Zhor tenait fermement dans sa main le chaudron et semblait parler à elle-même.

Des champs de maïs et de blé et le vert de fèves à peine sorties de terre s’étendaient à perte de vue dans les hautes vallées de la montagne, encadrant un chemin muletier, et que le vent d’automne  rebrousse et moire. L’atmosphère était limpide et  le bled offrait aux passants des paysages d’une merveilleuse grandeur, parfumés de lavande. A l’horizon, les lignes de crête sont couronnées de neige et les villages semblent s’accrocher sur le flanc de la montagne, protégée par un long et étroit ravin.

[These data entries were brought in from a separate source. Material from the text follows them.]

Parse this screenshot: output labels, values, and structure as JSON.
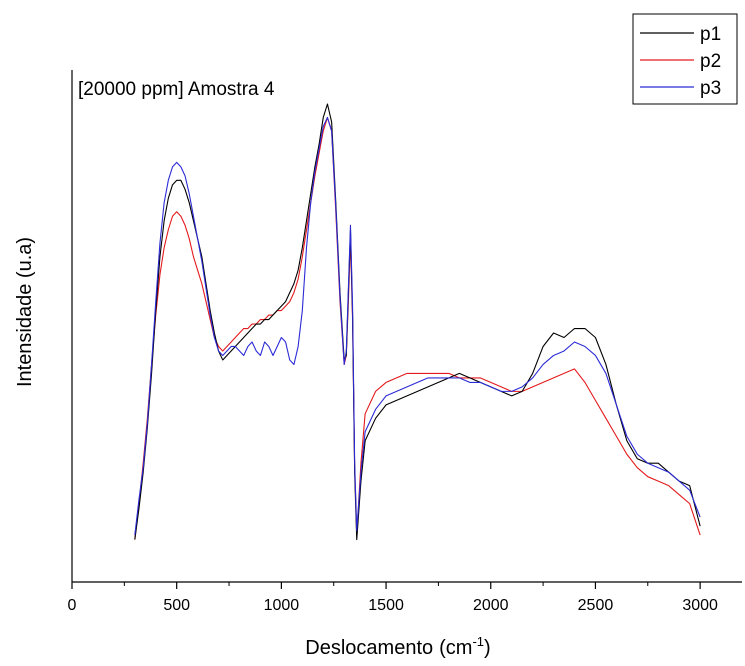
{
  "chart_data": {
    "type": "line",
    "title": "[20000 ppm] Amostra 4",
    "xlabel": "Deslocamento",
    "xlabel_unit": "(cm",
    "xlabel_exp": "-1",
    "xlabel_close": ")",
    "ylabel": "Intensidade (u.a)",
    "xlim": [
      0,
      3200
    ],
    "ylim": [
      0,
      1
    ],
    "xticks": [
      0,
      500,
      1000,
      1500,
      2000,
      2500,
      3000
    ],
    "yticks_shown": false,
    "grid": false,
    "legend_position": "top-right",
    "x": [
      300,
      320,
      340,
      360,
      380,
      400,
      420,
      440,
      460,
      480,
      500,
      520,
      540,
      560,
      580,
      600,
      620,
      640,
      660,
      680,
      700,
      720,
      740,
      760,
      780,
      800,
      820,
      840,
      860,
      880,
      900,
      920,
      940,
      960,
      980,
      1000,
      1020,
      1040,
      1060,
      1080,
      1100,
      1120,
      1140,
      1160,
      1180,
      1200,
      1220,
      1240,
      1260,
      1280,
      1300,
      1310,
      1320,
      1330,
      1340,
      1350,
      1360,
      1380,
      1400,
      1450,
      1500,
      1550,
      1600,
      1650,
      1700,
      1750,
      1800,
      1850,
      1900,
      1950,
      2000,
      2050,
      2100,
      2150,
      2200,
      2250,
      2300,
      2350,
      2400,
      2450,
      2500,
      2550,
      2600,
      2650,
      2700,
      2750,
      2800,
      2850,
      2900,
      2950,
      3000
    ],
    "series": [
      {
        "name": "p1",
        "color": "#000000",
        "values": [
          0.05,
          0.12,
          0.2,
          0.3,
          0.42,
          0.56,
          0.68,
          0.76,
          0.81,
          0.84,
          0.85,
          0.85,
          0.83,
          0.8,
          0.76,
          0.72,
          0.68,
          0.62,
          0.56,
          0.51,
          0.47,
          0.45,
          0.46,
          0.47,
          0.48,
          0.49,
          0.5,
          0.51,
          0.52,
          0.53,
          0.53,
          0.54,
          0.54,
          0.55,
          0.56,
          0.57,
          0.58,
          0.6,
          0.62,
          0.65,
          0.7,
          0.76,
          0.82,
          0.88,
          0.93,
          0.99,
          1.02,
          0.98,
          0.8,
          0.6,
          0.45,
          0.46,
          0.6,
          0.74,
          0.55,
          0.2,
          0.05,
          0.18,
          0.27,
          0.32,
          0.35,
          0.36,
          0.37,
          0.38,
          0.39,
          0.4,
          0.41,
          0.42,
          0.41,
          0.4,
          0.39,
          0.38,
          0.37,
          0.38,
          0.42,
          0.48,
          0.51,
          0.5,
          0.52,
          0.52,
          0.5,
          0.44,
          0.35,
          0.27,
          0.23,
          0.22,
          0.22,
          0.2,
          0.18,
          0.17,
          0.08
        ]
      },
      {
        "name": "p2",
        "color": "#e31a1c",
        "values": [
          0.05,
          0.13,
          0.22,
          0.32,
          0.44,
          0.55,
          0.64,
          0.7,
          0.74,
          0.77,
          0.78,
          0.77,
          0.75,
          0.72,
          0.68,
          0.65,
          0.62,
          0.58,
          0.54,
          0.5,
          0.48,
          0.47,
          0.48,
          0.49,
          0.5,
          0.51,
          0.52,
          0.52,
          0.53,
          0.53,
          0.54,
          0.54,
          0.55,
          0.55,
          0.56,
          0.56,
          0.57,
          0.58,
          0.6,
          0.63,
          0.68,
          0.74,
          0.8,
          0.86,
          0.91,
          0.96,
          0.99,
          0.96,
          0.78,
          0.58,
          0.44,
          0.46,
          0.58,
          0.72,
          0.54,
          0.21,
          0.06,
          0.22,
          0.33,
          0.38,
          0.4,
          0.41,
          0.42,
          0.42,
          0.42,
          0.42,
          0.42,
          0.41,
          0.41,
          0.41,
          0.4,
          0.39,
          0.38,
          0.38,
          0.39,
          0.4,
          0.41,
          0.42,
          0.43,
          0.4,
          0.36,
          0.32,
          0.28,
          0.24,
          0.21,
          0.19,
          0.18,
          0.17,
          0.15,
          0.13,
          0.06
        ]
      },
      {
        "name": "p3",
        "color": "#2b2bd6",
        "values": [
          0.06,
          0.14,
          0.21,
          0.31,
          0.44,
          0.58,
          0.71,
          0.8,
          0.85,
          0.88,
          0.89,
          0.88,
          0.86,
          0.82,
          0.77,
          0.72,
          0.67,
          0.61,
          0.55,
          0.5,
          0.47,
          0.46,
          0.47,
          0.48,
          0.48,
          0.47,
          0.46,
          0.48,
          0.49,
          0.47,
          0.46,
          0.49,
          0.48,
          0.46,
          0.48,
          0.5,
          0.49,
          0.45,
          0.44,
          0.48,
          0.56,
          0.7,
          0.8,
          0.87,
          0.92,
          0.97,
          0.99,
          0.96,
          0.79,
          0.59,
          0.44,
          0.47,
          0.61,
          0.75,
          0.57,
          0.22,
          0.07,
          0.2,
          0.29,
          0.34,
          0.37,
          0.38,
          0.39,
          0.4,
          0.41,
          0.41,
          0.41,
          0.41,
          0.4,
          0.4,
          0.39,
          0.38,
          0.38,
          0.39,
          0.41,
          0.44,
          0.46,
          0.47,
          0.49,
          0.48,
          0.46,
          0.42,
          0.35,
          0.28,
          0.24,
          0.22,
          0.21,
          0.2,
          0.18,
          0.16,
          0.1
        ]
      }
    ]
  }
}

Tikirt faisait partie d’une constellation de communautés juives de l’oued Ouarzazate et de sa palmeraie : Temasla, Aït Gjeb, Tammaz, Aït Aïcha et Taourirt.

A Taourirt, vivaient au début  du 20ème siècle, parmi la population, dix familles juives, et, parmi elles, celle de Shawil, dont la présence en ces lieux remonterait à l’expulsion des Juifs d’Espagne en 1492. D’autres familles expulsées d’Espagne à la même époque se sont établis dans la vallée du Todgha, à Asfalo et à Tinghir/Tinhir. Les mellahs de Tinhir et d’Asfalo étaient proches l’un de l’autre. Le mellah de Taourirt se trouvait à 150 kilomètres au sud d’Asfalo, Tinhir étant plus au nord.